The film, which is set for general release in Italy on Friday, shows a member of the resistance collaborating with the Nazis and failing to warn the villagers of the Germans' advance.
A dozen of the anti-Fascist partisans who were present during the massacre and about 50 survivors contest this version, according to the Italian daily La Stampa.
"It is an erroneous version," said writer Giorgio Bocca, a veteran partisan, wrote in an editorial in Wednesday's La Repubblica, a left-leaning daily.
At a press screening on Tuesday, Lee said he was "not apologising" and that he had "not invented anything" in the film version of a book of the same name by James McBride which also highlights the role of black American soldiers in the war.
"This film is no clear picture of what happened. It is our interpretation, and I stand behind it," Lee said, suggesting to Italians that there was "a lot about your history you have yet to come to grips with."
McBride was more contrite, saying: "I am very sorry if I have offended the partisans. I have enormous respect for them.
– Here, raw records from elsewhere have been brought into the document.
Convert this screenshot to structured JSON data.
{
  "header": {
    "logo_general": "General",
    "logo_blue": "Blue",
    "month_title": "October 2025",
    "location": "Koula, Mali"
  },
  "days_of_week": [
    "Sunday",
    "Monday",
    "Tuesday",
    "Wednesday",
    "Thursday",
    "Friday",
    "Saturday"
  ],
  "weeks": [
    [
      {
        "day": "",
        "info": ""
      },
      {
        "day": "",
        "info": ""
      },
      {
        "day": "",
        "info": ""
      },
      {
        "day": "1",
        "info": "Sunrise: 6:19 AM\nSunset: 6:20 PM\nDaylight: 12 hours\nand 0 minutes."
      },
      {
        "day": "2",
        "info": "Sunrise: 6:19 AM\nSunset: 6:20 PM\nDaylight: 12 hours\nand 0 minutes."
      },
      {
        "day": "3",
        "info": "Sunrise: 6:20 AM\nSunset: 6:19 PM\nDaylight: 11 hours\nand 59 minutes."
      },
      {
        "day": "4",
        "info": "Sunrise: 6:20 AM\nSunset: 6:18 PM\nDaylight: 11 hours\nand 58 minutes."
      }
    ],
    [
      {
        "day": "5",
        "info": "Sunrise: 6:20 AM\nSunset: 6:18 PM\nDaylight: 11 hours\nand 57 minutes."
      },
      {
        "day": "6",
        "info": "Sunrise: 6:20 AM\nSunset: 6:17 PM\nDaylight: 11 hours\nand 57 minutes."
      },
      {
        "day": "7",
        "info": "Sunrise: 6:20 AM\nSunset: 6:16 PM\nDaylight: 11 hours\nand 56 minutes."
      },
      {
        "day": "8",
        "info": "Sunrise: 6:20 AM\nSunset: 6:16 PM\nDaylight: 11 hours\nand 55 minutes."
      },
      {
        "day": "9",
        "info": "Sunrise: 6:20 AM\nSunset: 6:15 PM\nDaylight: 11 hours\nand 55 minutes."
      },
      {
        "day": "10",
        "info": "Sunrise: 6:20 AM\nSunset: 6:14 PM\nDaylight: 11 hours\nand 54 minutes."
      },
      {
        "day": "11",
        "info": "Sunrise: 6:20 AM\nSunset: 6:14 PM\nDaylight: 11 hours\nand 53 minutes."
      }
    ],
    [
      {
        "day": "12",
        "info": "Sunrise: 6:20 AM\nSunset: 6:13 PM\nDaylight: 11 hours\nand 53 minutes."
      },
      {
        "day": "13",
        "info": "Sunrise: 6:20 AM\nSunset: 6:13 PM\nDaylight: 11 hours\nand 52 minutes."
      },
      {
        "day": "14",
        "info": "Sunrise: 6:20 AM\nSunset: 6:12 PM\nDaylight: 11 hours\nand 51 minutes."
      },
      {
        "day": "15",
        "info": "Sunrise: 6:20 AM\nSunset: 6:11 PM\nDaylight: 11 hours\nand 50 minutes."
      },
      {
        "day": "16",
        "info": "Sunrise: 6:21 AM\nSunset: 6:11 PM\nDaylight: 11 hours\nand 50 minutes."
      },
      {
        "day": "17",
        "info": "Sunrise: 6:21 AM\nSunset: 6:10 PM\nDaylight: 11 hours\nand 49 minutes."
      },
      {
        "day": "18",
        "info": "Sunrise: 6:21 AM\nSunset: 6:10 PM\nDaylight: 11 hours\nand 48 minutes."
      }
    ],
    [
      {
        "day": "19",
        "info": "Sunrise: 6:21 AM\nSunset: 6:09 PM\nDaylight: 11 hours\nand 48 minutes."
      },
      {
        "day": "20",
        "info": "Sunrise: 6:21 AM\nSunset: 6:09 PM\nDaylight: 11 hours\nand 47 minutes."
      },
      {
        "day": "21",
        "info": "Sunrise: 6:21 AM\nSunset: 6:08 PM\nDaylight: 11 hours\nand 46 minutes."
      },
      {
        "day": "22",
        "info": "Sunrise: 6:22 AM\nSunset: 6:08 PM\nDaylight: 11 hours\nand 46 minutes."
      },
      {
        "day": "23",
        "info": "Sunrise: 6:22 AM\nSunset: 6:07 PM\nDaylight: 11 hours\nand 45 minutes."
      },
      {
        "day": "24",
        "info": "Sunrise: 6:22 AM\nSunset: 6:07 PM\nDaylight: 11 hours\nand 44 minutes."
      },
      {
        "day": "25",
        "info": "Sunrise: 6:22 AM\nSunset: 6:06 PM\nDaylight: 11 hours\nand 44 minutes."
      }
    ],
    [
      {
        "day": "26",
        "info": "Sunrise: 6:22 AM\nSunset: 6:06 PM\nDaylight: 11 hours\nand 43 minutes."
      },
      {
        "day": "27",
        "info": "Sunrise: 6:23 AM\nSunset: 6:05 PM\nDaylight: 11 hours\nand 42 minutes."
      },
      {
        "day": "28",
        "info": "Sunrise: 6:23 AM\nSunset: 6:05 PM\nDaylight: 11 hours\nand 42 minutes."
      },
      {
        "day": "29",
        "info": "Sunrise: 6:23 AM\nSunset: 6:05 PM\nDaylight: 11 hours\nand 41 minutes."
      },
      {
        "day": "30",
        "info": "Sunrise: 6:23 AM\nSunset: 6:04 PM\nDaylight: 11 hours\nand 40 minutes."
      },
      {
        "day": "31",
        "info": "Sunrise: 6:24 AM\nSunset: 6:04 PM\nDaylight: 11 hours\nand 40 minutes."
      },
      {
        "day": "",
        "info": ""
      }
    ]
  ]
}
As a black American, I understand what it's like for someone to tell your history, and they are not you." He added: "Unfortunately, the history of World War II here in Italy is ours as well, and this was the best I could do," stressing: "It is, after all, a work of fiction."
Organisers of the Rome Film Festival opening on October 22 told a news conference on Wednesday that they had requested a copy of the film but were told it was promised for last month's Toronto event.